Currículo oculto
O currículo oculto é um conjunto de lições "que são aprendidas, mas não abertamente pretendidas"[1] ensinadas na escola. São normas, valores e crenças transmitidas tanto na sala de aula quanto no ambiente social.[2]
Qualquer tipo de experiência de aprendizado pode incluir lições indesejadas.[1] No entanto, o conceito de currículo oculto geralmente se refere ao conhecimento adquirido especificamente em contextos de escolas primárias e secundárias. Nesses cenários, a escola busca o desenvolvimento intelectual igualitário entre seus alunos,[3] e o currículo oculto refere-se ao reforço das desigualdades sociais existentes por meio da educação de acordo com a classe e a condição social dos alunos. A distribuição do conhecimento entre os alunos é espelhada na distribuição desigual do capital cultural.[4]

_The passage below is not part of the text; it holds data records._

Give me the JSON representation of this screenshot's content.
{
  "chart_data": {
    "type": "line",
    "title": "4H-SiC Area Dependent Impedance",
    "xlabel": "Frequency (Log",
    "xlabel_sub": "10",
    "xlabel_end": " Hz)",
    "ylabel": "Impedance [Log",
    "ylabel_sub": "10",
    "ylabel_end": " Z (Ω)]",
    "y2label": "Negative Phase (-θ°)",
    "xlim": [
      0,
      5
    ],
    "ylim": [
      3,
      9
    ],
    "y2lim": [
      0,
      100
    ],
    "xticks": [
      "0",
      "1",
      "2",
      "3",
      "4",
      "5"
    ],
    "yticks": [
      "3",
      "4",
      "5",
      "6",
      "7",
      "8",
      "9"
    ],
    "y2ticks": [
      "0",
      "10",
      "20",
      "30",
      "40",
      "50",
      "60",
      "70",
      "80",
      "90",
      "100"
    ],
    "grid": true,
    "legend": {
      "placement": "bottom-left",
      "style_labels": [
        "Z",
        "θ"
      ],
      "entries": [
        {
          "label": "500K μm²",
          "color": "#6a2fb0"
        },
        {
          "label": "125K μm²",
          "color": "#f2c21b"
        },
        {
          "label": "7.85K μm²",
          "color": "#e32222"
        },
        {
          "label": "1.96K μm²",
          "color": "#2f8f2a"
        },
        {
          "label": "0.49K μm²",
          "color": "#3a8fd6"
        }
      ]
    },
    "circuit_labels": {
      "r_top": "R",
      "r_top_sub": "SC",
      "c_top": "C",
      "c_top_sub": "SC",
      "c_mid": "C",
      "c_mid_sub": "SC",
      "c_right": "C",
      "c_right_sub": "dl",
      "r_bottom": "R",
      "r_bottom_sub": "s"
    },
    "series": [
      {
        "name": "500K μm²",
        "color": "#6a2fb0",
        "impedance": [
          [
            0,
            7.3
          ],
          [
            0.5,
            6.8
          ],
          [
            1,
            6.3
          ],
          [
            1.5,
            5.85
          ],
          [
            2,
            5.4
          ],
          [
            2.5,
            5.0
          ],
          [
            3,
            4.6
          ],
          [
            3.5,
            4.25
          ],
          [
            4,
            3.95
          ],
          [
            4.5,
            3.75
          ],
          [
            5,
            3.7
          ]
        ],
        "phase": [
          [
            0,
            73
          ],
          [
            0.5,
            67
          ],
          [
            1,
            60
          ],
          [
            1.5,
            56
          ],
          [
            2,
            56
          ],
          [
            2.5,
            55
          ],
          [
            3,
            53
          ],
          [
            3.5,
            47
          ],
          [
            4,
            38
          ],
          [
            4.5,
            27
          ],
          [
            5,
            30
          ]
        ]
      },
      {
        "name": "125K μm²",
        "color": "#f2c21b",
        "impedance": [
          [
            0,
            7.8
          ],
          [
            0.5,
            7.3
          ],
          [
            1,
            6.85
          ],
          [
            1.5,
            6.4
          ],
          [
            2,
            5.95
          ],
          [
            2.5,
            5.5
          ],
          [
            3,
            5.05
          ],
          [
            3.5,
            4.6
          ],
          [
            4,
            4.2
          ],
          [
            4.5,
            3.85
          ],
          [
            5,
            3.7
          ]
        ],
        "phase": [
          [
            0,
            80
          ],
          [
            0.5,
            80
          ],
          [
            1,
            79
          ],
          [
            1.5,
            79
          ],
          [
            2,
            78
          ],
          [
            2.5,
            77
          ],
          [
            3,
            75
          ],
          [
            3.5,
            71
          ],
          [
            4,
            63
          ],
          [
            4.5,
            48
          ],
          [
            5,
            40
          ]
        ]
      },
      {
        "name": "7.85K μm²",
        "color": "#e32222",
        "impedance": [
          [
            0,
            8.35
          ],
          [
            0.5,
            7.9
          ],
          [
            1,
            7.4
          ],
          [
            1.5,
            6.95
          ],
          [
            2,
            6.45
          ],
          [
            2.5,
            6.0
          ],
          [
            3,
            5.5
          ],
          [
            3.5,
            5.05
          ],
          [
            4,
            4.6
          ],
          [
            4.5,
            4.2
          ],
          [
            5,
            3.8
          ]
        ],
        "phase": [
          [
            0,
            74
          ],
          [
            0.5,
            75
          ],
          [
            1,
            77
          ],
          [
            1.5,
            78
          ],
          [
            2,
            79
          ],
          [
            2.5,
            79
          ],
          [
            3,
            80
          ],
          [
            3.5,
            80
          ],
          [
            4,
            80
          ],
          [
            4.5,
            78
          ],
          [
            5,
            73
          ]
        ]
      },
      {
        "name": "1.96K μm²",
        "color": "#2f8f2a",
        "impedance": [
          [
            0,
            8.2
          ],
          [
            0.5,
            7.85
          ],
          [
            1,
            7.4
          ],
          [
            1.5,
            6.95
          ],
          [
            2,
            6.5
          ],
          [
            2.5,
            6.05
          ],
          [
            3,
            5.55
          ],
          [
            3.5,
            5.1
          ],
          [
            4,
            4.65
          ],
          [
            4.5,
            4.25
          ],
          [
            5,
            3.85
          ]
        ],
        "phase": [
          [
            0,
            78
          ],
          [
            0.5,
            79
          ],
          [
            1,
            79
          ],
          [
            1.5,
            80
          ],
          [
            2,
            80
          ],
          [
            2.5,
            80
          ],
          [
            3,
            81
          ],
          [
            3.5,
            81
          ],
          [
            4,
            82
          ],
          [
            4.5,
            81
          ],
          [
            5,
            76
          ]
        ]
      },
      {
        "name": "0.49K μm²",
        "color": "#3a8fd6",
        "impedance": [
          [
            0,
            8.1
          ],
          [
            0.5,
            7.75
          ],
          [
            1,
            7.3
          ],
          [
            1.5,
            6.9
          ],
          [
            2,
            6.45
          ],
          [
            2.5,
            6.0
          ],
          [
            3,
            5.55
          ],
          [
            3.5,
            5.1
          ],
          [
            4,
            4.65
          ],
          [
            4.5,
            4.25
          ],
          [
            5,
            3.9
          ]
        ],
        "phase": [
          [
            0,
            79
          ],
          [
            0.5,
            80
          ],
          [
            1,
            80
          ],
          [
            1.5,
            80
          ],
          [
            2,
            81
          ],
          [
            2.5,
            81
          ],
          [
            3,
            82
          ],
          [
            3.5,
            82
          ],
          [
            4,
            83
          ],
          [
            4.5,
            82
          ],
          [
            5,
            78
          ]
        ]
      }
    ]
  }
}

O intervalo recreativo entre as aulas é uma parte importante do currículo oculto na escola.[5]
Aspectos da aprendizagem
editarVários aspectos da aprendizagem contribuem para o sucesso do currículo oculto, incluindo práticas, procedimentos, regras, relacionamentos e estruturas sociais.[1] Esses aspectos de aprendizagem específicos da escola podem incluir, mas não estão limitados as estruturas sociais da sala de aula, o exercício de autoridade do professor, o uso da linguagem pelo professor, regras que regem o relacionamento entre professores e alunos, atividades padrão de aprendizado, livros didáticos, recursos audiovisuais, mobiliário, arquitetura, medidas disciplinares, horários e prioridades curriculares.[1] As variações entre esses elementos podem criar as disparidades encontradas ao comparar os currículos ocultos em várias classes e status sociais. "Toda escola é ao mesmo tempo expressão de uma situação política e uma professora de política".[6]
Embora o material real que os alunos absorvem por meio do currículo oculto seja de extrema importância, as pessoas que o transmitem suscitam uma investigação especial. Isso se aplica particularmente às lições sociais e morais transmitidas pelo currículo oculto, pois as características e ideologias morais dos professores e outras figuras de autoridade são traduzidas em suas aulas, embora não necessariamente de propósito.[7]
Heteronormatividade
editarDe acordo com Merfat Ayesh Alsubaie, o currículo oculto da heteronormatividade resulta no apagamento das identidades LGBT no currículo por meio do privilégio das identidades heterossexuais.[8] Para Gust Yep, a heteronormatividade é a "presunção e suposição de que toda experiência humana é inquestionável e automaticamente heterossexual".[9] Leis que proíbem a menção ou o ensino de identidades LGBT são consideradas como reforçadoras do currículo oculto da heteronormatividade.[10][11] Segundo Mary Preston, a falta de educação sexual nas escolas também retira identidades LGBT do currículo explícito e contribui para o currículo oculto da heteronormatividade.[12]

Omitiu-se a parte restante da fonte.